Numer identyfikacyjny zapewnia dostęp do pełnej opieki medycznej, bankowości internetowej i usług publicznych. Bez niego otwarcie konta bankowego, wynajęcie mieszkania, surfowanie po Internecie, sprawdzenie dziennika elektronicznego studenta, a nawet korzystanie ze zniżek w sklepach – jest niemożliwe.
Zamiast numeru osobistego ukraińscy uchodźcy używają tzw. numerów koordynacyjnych, ale dają one bardzo ograniczone możliwości.
3 października uchwalono ustawę, która od 1 listopada 2024 roku wprowadza zmiany dla Ukraińców w Szwecji. Oprócz przyznania im numerów osobistych, rząd planuje również zwiększyć zasiłek socjalny – do 308 koron dziennie (30 euro)

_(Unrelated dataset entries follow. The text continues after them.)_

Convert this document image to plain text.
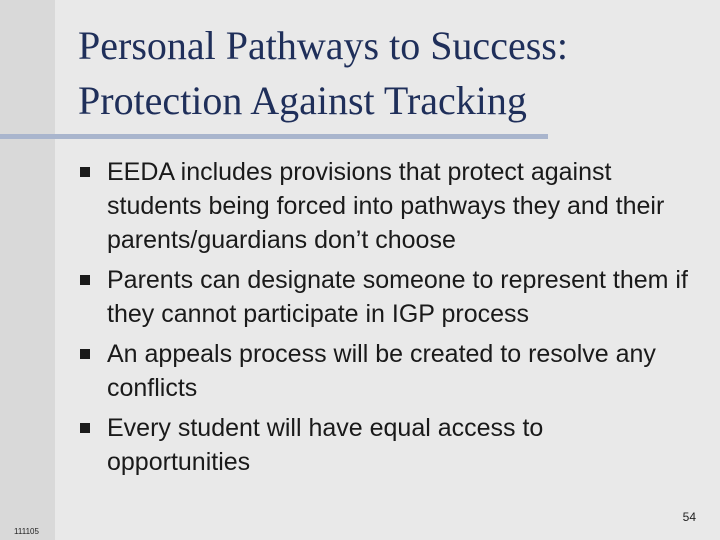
Personal Pathways to Success:
Protection Against Tracking
EEDA includes provisions that protect against students being forced into pathways they and their parents/guardians don’t choose
Parents can designate someone to represent them if they cannot participate in IGP process
An appeals process will be created to resolve any conflicts
Every student will have equal access to opportunities
54
111105
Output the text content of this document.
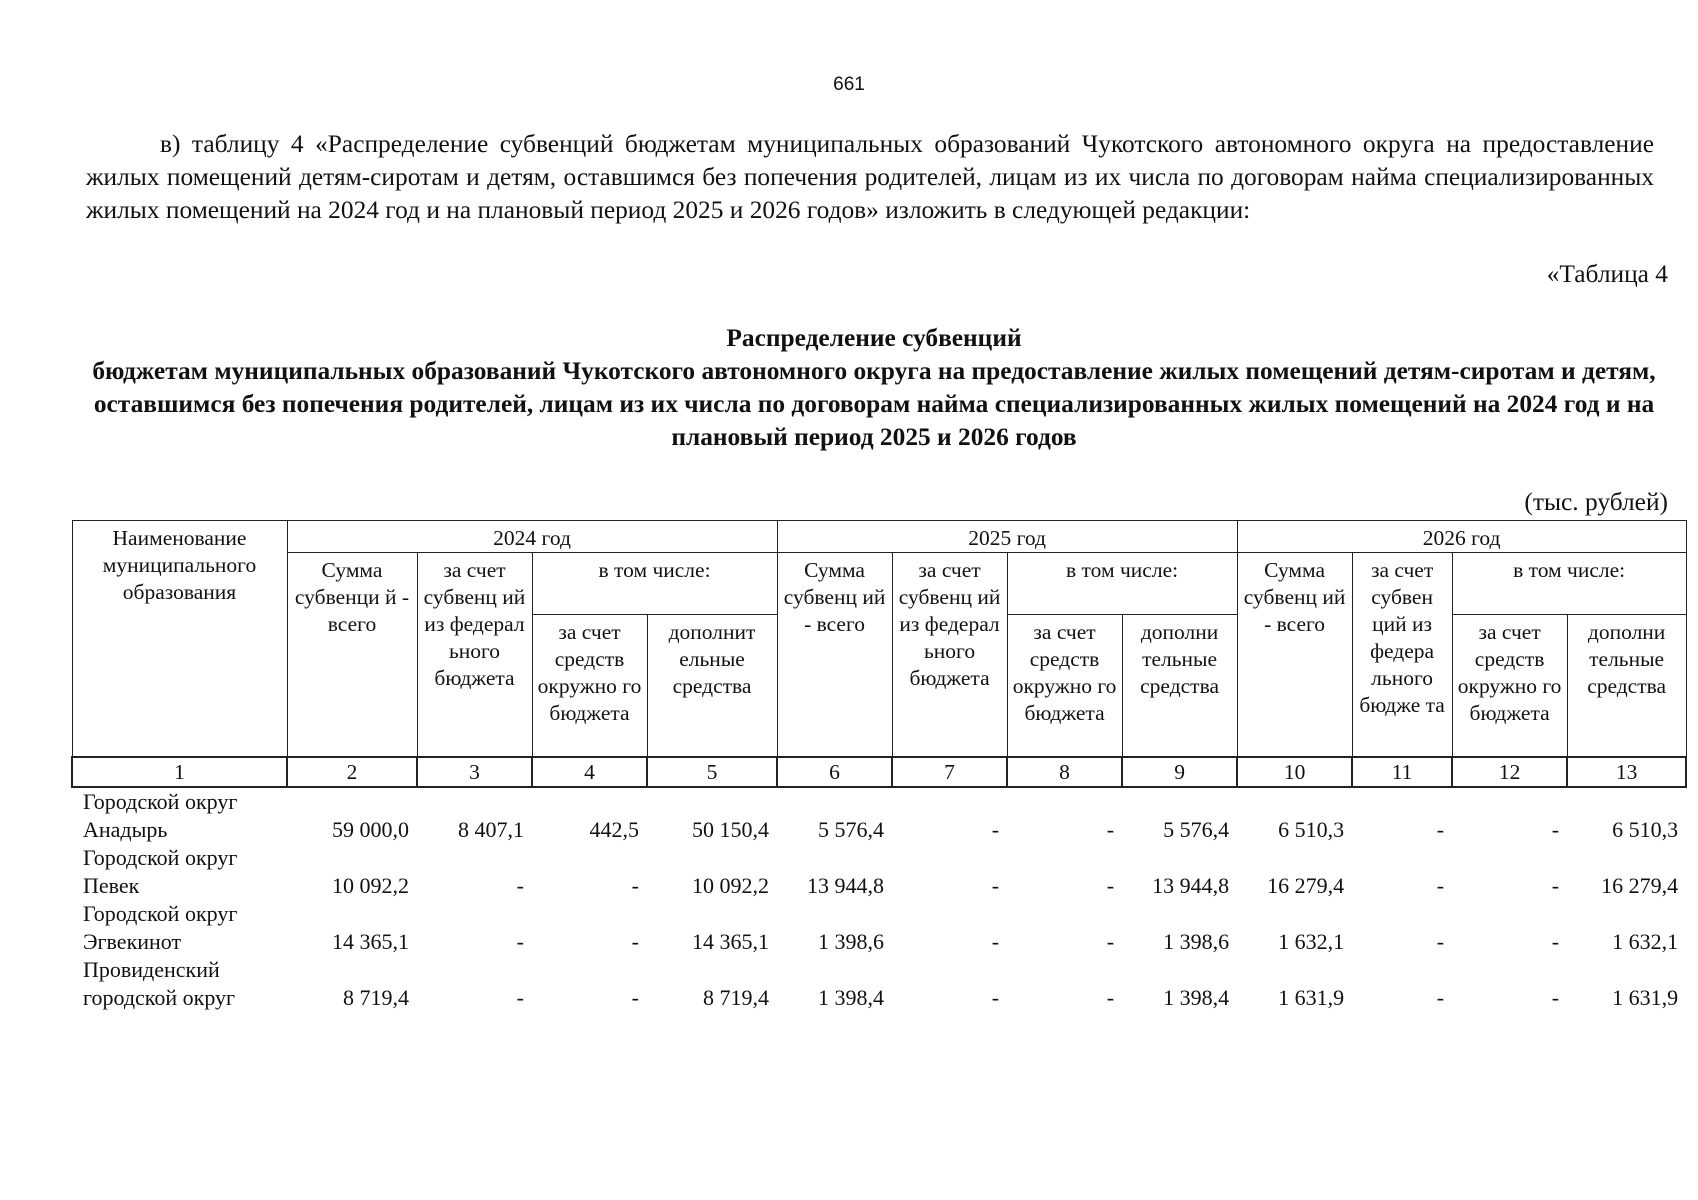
661
в) таблицу 4 «Распределение субвенций бюджетам муниципальных образований Чукотского автономного округа на предоставление жилых помещений детям-сиротам и детям, оставшимся без попечения родителей, лицам из их числа по договорам найма специализированных жилых помещений на 2024 год и на плановый период 2025 и 2026 годов» изложить в следующей редакции:
«Таблица 4
Распределение субвенций
бюджетам муниципальных образований Чукотского автономного округа на предоставление жилых помещений детям-сиротам и детям, оставшимся без попечения родителей, лицам из их числа по договорам найма специализированных жилых помещений на 2024 год и на плановый период 2025 и 2026 годов
(тыс. рублей)
Наименование муниципального образования	2024 год				2025 год				2026 год			
	Сумма субвенци й - всего	за счет субвенц ий из федерал ьного бюджета	в том числе:		Сумма субвенц ий - всего	за счет субвенц ий из федерал ьного бюджета	в том числе:		Сумма субвенц ий - всего	за счет субвен ций из федера льного бюдже та	в том числе:	
			за счет средств окружно го бюджета	дополнит ельные средства			за счет средств окружно го бюджета	дополни тельные средства			за счет средств окружно го бюджета	дополни тельные средства
1	2	3	4	5	6	7	8	9	10	11	12	13

Городской округ
Анадырь	59 000,0	8 407,1	442,5	50 150,4	5 576,4	-	-	5 576,4	6 510,3	-	-	6 510,3

Городской округ
Певек	10 092,2	-	-	10 092,2	13 944,8	-	-	13 944,8	16 279,4	-	-	16 279,4

Городской округ
Эгвекинот	14 365,1	-	-	14 365,1	1 398,6	-	-	1 398,6	1 632,1	-	-	1 632,1

Провиденский
городской округ	8 719,4	-	-	8 719,4	1 398,4	-	-	1 398,4	1 631,9	-	-	1 631,9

Chrystyna Hewczuk, koordynatorka integracji ukraińskich uchodźców w Szwecji, która znalazła tu schronienie wraz z rodziną, przyczyniła się do tych zmian. To ona była bowiem inicjatorką petycji w sprawie zapewnienia Ukraińcom numeru osobistego.
– Po licznych spotkaniach ze szwedzkimi politykami i mediami w końcu zaczęły się zmiany – mówi. – W lutym tego roku szwedzki rząd przygotował ustawę mającą na celu poprawę warunków dla osób objętych tymczasową ochroną, co dotyczy przede wszystkim uchodźców z Ukrainy. Jeszcze w maju mówiło się, że Unia Europejska może przedłużyć obowiązywanie dyrektywy dla Ukraińców do 2026 roku. Oznacza to, że ukraińscy uchodźcy, którzy mieszkają w Szwecji od dwóch lat, mają prawo do otrzymania indywidualnego szwedzkiego numeru już teraz – i nie muszą czekać na 1 listopada, kiedy ustawa wejdzie w życie. W związku z tym wiele osób już od czerwca zaczęło ubiegać się o te numery – i je otrzymywać.
Dzięki numerowi indywidualnemu uzyskasz m.in. pełny dostęp do opieki medycznej, także dentystycznej. Ukraińscy uchodźcy będą mogli też korzystać z urlopu rodzicielskiego, a nawet założyć własną firmę.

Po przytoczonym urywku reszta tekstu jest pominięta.